Vesile Hanım, Rebia’yı eve getirir. Bu yaramaz kızı o günü mektebe gönderebilmek için ayağına bir şey bulup giydirmek lazım. Vesile artık dolapları, merdiven altlarını karıştırır. Ya kendi eski kunduralarından, iskarpinlerinden yahut kocasının eski terliklerinden bir şey bulur. Bulunan şey kızın ayağına pek büyük, pek şapşal gelir ama ne çare! Ne olursa olsun, çocuk ayağına bir şey giysin de mektebinden kalmasın…

Rebia koca ayakkabılarını sürükleye sürükleye mektebe gider. Okurkenki haykırışlarıyla mektebi dolduran arkadaşlarının arasına katılır.

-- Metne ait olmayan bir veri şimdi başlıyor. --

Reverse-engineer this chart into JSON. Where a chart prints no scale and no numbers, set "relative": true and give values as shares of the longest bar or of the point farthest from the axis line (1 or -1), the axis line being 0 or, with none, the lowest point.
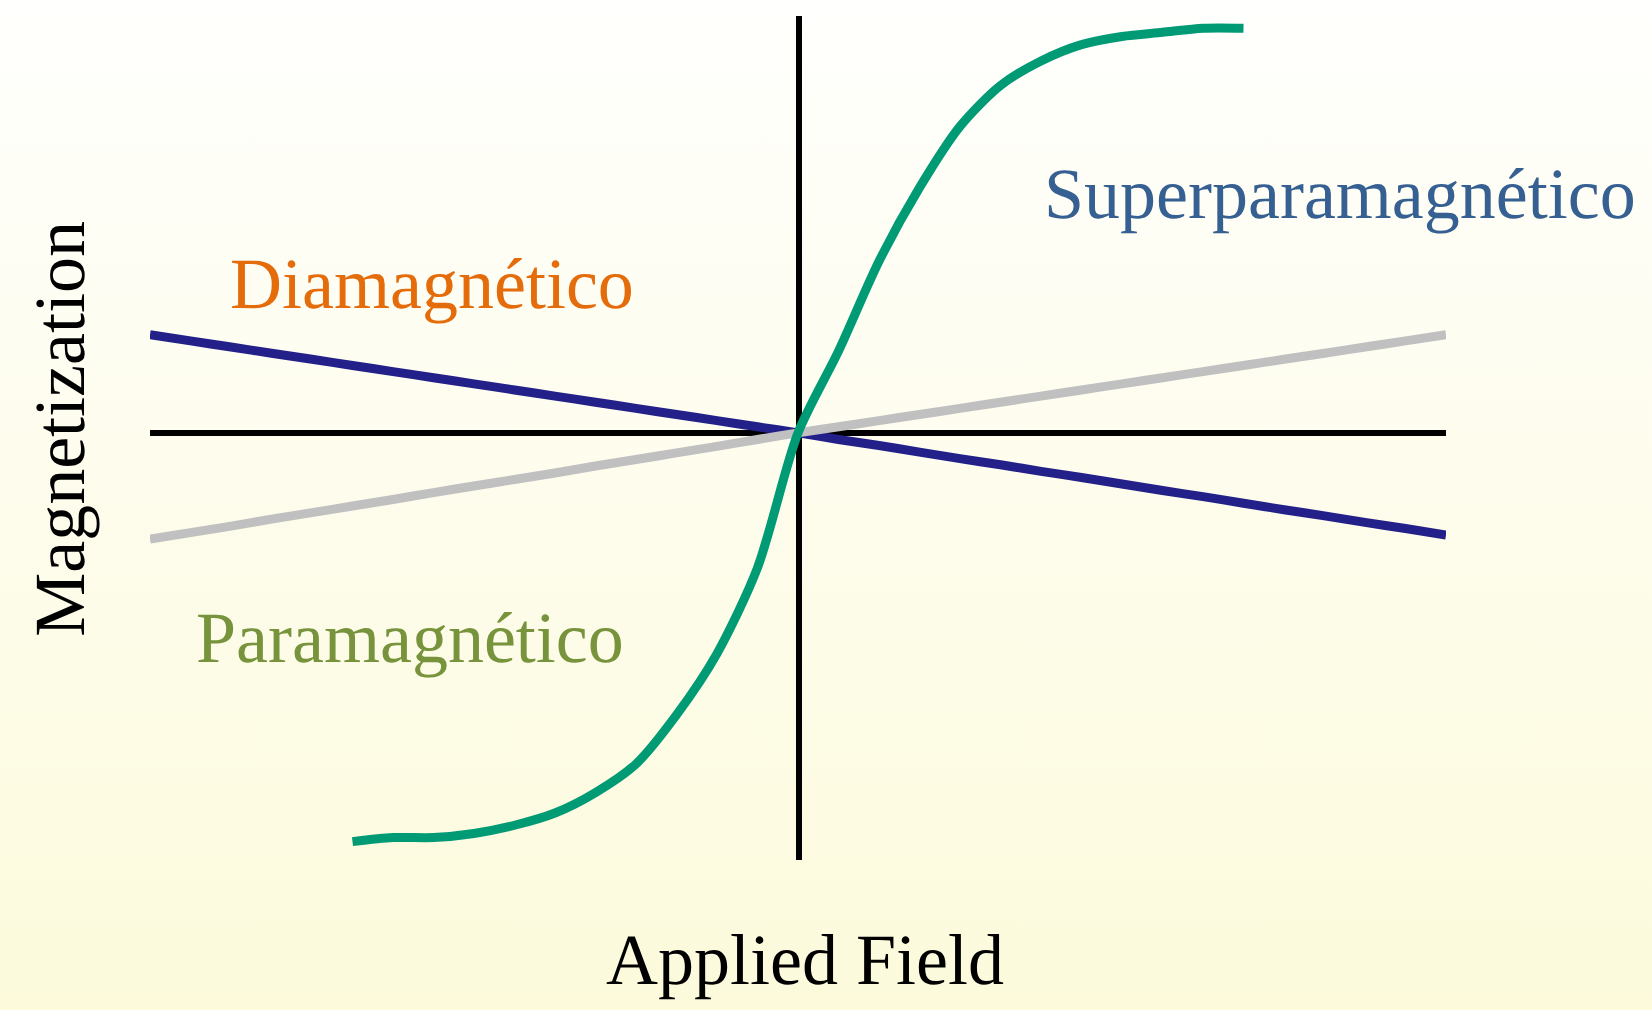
{
  "chart_data": {
    "type": "line",
    "relative": true,
    "xlabel": "Applied Field",
    "ylabel": "Magnetization",
    "categories": [
      null,
      null,
      null,
      null,
      null,
      null,
      null,
      null,
      null,
      null,
      null,
      null,
      null,
      null,
      null,
      null,
      null,
      null,
      null,
      null,
      null,
      null,
      null,
      null,
      null,
      null,
      null,
      null,
      null,
      null,
      null,
      null,
      null
    ],
    "series": [
      {
        "name": "Diamagnético",
        "color": "#23208a",
        "values": [
          0.24,
          0.225,
          0.21,
          0.195,
          0.18,
          0.165,
          0.15,
          0.135,
          0.12,
          0.105,
          0.09,
          0.075,
          0.06,
          0.045,
          0.03,
          0.015,
          0,
          -0.016,
          -0.031,
          -0.047,
          -0.063,
          -0.078,
          -0.094,
          -0.109,
          -0.125,
          -0.141,
          -0.156,
          -0.172,
          -0.188,
          -0.203,
          -0.219,
          -0.234,
          -0.25
        ]
      },
      {
        "name": "Paramagnético",
        "color": "#c0c0c0",
        "values": [
          -0.26,
          -0.244,
          -0.228,
          -0.211,
          -0.195,
          -0.179,
          -0.163,
          -0.146,
          -0.13,
          -0.114,
          -0.098,
          -0.081,
          -0.065,
          -0.049,
          -0.033,
          -0.016,
          0,
          0.015,
          0.03,
          0.045,
          0.06,
          0.075,
          0.09,
          0.105,
          0.12,
          0.135,
          0.15,
          0.165,
          0.18,
          0.195,
          0.21,
          0.225,
          0.24
        ]
      },
      {
        "name": "Superparamagnético",
        "color": "#009a74",
        "values": [
          null,
          null,
          null,
          null,
          null,
          -1,
          -0.99,
          -0.99,
          -0.98,
          -0.96,
          -0.93,
          -0.88,
          -0.81,
          -0.69,
          -0.54,
          -0.33,
          0,
          0.2,
          0.42,
          0.6,
          0.75,
          0.85,
          0.91,
          0.95,
          0.97,
          0.98,
          0.99,
          0.99,
          null,
          null,
          null,
          null,
          null
        ]
      }
    ]
  }
}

Kız büyür, evvela baş örtüsüne, sonra çarşafa girer. Mektepten okuma alışkanlığı olarak alabildiği “bekisi benni” sınırını pek aşamaz. O derecede ki, mektebe dört beş yıldır gitmiş olmasının hiç hükmü kalmaz. İki satırlık bir yazı okuma yetkisini kazanamaz. Mektepteki okuma yadigârı olarak kızın hatırında yalnız bazı ilahiler kalmıştır.

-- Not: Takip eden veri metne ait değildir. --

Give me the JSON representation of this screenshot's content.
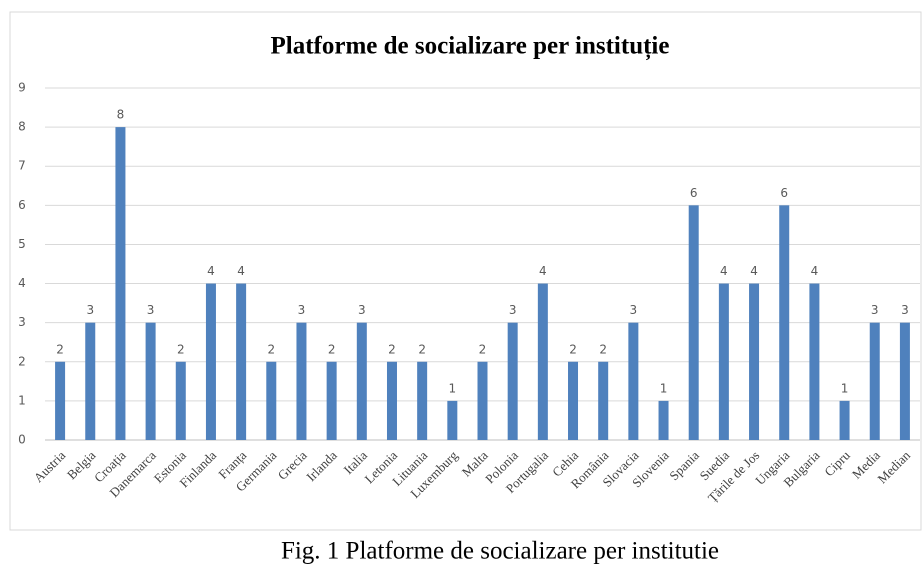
{
  "chart_data": {
    "type": "bar",
    "title": "Platforme de socializare per instituție",
    "caption": "Fig. 1 Platforme de socializare per institutie",
    "categories": [
      "Austria",
      "Belgia",
      "Croația",
      "Danemarca",
      "Estonia",
      "Finlanda",
      "Franța",
      "Germania",
      "Grecia",
      "Irlanda",
      "Italia",
      "Letonia",
      "Lituania",
      "Luxemburg",
      "Malta",
      "Polonia",
      "Portugalia",
      "Cehia",
      "România",
      "Slovacia",
      "Slovenia",
      "Spania",
      "Suedia",
      "Țările de Jos",
      "Ungaria",
      "Bulgaria",
      "Cipru",
      "Media",
      "Median"
    ],
    "values": [
      2,
      3,
      8,
      3,
      2,
      4,
      4,
      2,
      3,
      2,
      3,
      2,
      2,
      1,
      2,
      3,
      4,
      2,
      2,
      3,
      1,
      6,
      4,
      4,
      6,
      4,
      1,
      3,
      3
    ],
    "color": "#4f81bd",
    "ylim": [
      0,
      9
    ],
    "yticks": [
      0,
      1,
      2,
      3,
      4,
      5,
      6,
      7,
      8,
      9
    ],
    "grid": true
  }
}
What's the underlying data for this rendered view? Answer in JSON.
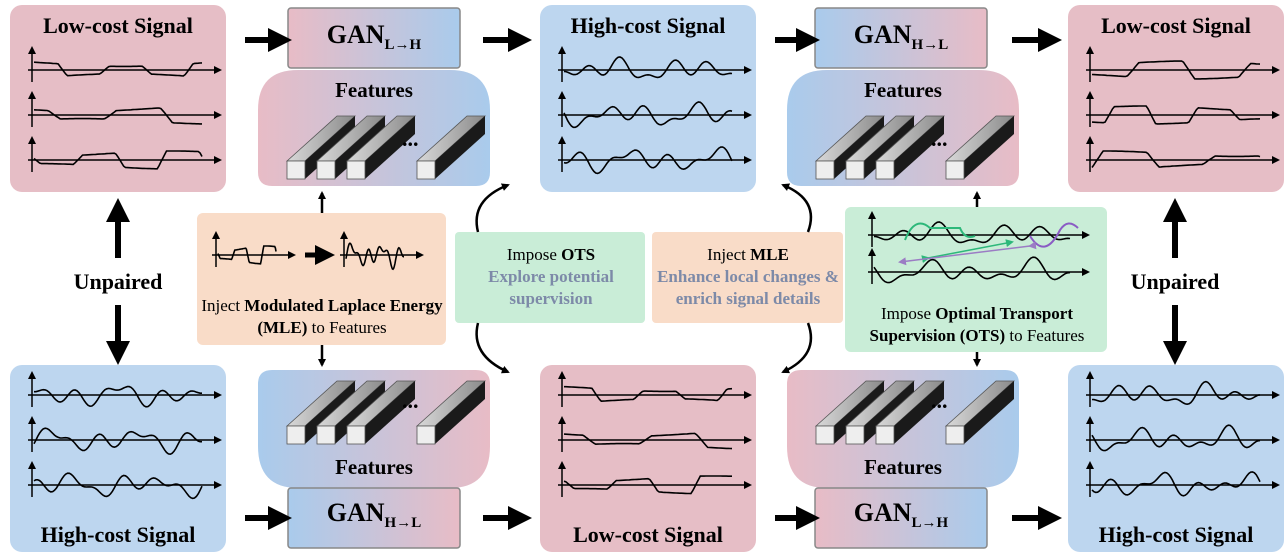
{
  "top": {
    "source": "Low-cost Signal",
    "gan_first": {
      "name": "GAN",
      "sub": "L→H"
    },
    "middle": "High-cost Signal",
    "gan_second": {
      "name": "GAN",
      "sub": "H→L"
    },
    "target": "Low-cost Signal"
  },
  "bottom": {
    "source": "High-cost Signal",
    "gan_first": {
      "name": "GAN",
      "sub": "H→L"
    },
    "middle": "Low-cost Signal",
    "gan_second": {
      "name": "GAN",
      "sub": "L→H"
    },
    "target": "High-cost Signal"
  },
  "features": [
    "Features",
    "Features",
    "Features",
    "Features"
  ],
  "feature_ellipsis": [
    "...",
    "...",
    "...",
    "..."
  ],
  "unpaired": [
    "Unpaired",
    "Unpaired"
  ],
  "mle_box": {
    "prefix": "Inject",
    "bold": "Modulated Laplace Energy (MLE)",
    "suffix": "to Features"
  },
  "ots_note": {
    "prefix": "Impose",
    "bold": "OTS",
    "detail": "Explore potential supervision"
  },
  "mle_note": {
    "prefix": "Inject",
    "bold": "MLE",
    "detail": "Enhance local changes & enrich signal details"
  },
  "ots_box": {
    "prefix": "Impose",
    "bold": "Optimal Transport Supervision (OTS)",
    "suffix": "to Features"
  }
}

Evet, Rebia’nın okuma yadigârları işte bunlardı. Erkek çocuklarla ziyade oynaması, düşüp kalkması kızın tabiat, ahlak ve davranışlarınca onlara benzemesine sebep olmuştu ki birine kızdığı zaman terbiyeden mahrum mahalle çocuklarından işitildiği gibi kaba küfürler kullanırdı.

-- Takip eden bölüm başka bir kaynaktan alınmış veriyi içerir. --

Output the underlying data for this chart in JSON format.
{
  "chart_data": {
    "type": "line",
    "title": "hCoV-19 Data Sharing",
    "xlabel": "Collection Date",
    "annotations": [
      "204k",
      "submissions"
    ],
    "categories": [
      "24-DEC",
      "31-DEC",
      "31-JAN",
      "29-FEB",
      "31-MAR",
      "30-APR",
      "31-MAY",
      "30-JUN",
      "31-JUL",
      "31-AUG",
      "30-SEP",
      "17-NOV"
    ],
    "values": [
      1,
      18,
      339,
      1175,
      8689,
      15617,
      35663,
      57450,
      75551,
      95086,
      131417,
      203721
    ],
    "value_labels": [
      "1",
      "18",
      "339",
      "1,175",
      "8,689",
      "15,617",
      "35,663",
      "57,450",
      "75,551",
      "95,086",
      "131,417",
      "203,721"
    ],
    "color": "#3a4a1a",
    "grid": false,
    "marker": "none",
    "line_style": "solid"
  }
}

Teyzesi Vesile Hanım’ın, yeğeni Meftun Bey’e vermek istediği Rebia, işte böyle bir kızdı.

Rebia’nın küçük kardeşi Hasene… Yaş dört dört buçuk. Fakat bazen kullandığı tabirleri büyük insanlar bilmez. Bu da terbiyece, ablasının ikinci kopyası. Daha okula gitmek yok. O yaşta bu kadar laf bilmek, konuşkan olmak o aileye mahsus bir Tanrı vergisi. Annesi Vesile Hanım’a “Maşallah, kızınız ne kadar dilli? Rabb’im nazardan esirgesin…” deseniz “Çabuk söylesin diye daha kundaktayken ben ona kanaryanın artık suyunu içirdim, onun için işte böyle bülbül gibi oldu.” cevabını alırsınız. Çocuğun, suyundan huyuna çektiği o hangi kanarya ise doğrusu ağzı bozuk bir kuşmuş.

Vesile Hanım’ın çocuklarının ilkokul terbiyeleri sokak kapısının önüdür. Uzunçarşı’da satılan o henüz yürümemiş çocuklara mahsus altları delikli, önleri sürgülü küçük iskemleler vardır. İşte Vesile Hanım, onun içine çocuklarını oturtur. Ellerine de ya bir dilim ekmek yahut mevsime göre elma, portakal nevinden bir yemiş tutuşturur. Sokak kapısının tek kanadını açar, “Bak yavrum, şimdi buradan dahdahlar geçecek!” okşayışıyla iskemleyi oraya yerleştirir. Kendi gider, ev işiyle uğraşır.

56Nerede ise, az kaldı. (e.n.)
57Yekûn tutmak: Konuşmaya son vermek. (e.n.)
58Habazan: Pisboğaz, obur. (e.n.)
59İnceliklerle. (e.n.)
60“Zengin bir enişteye yutturmak için hapı yaldızlamalı.” (e.n.)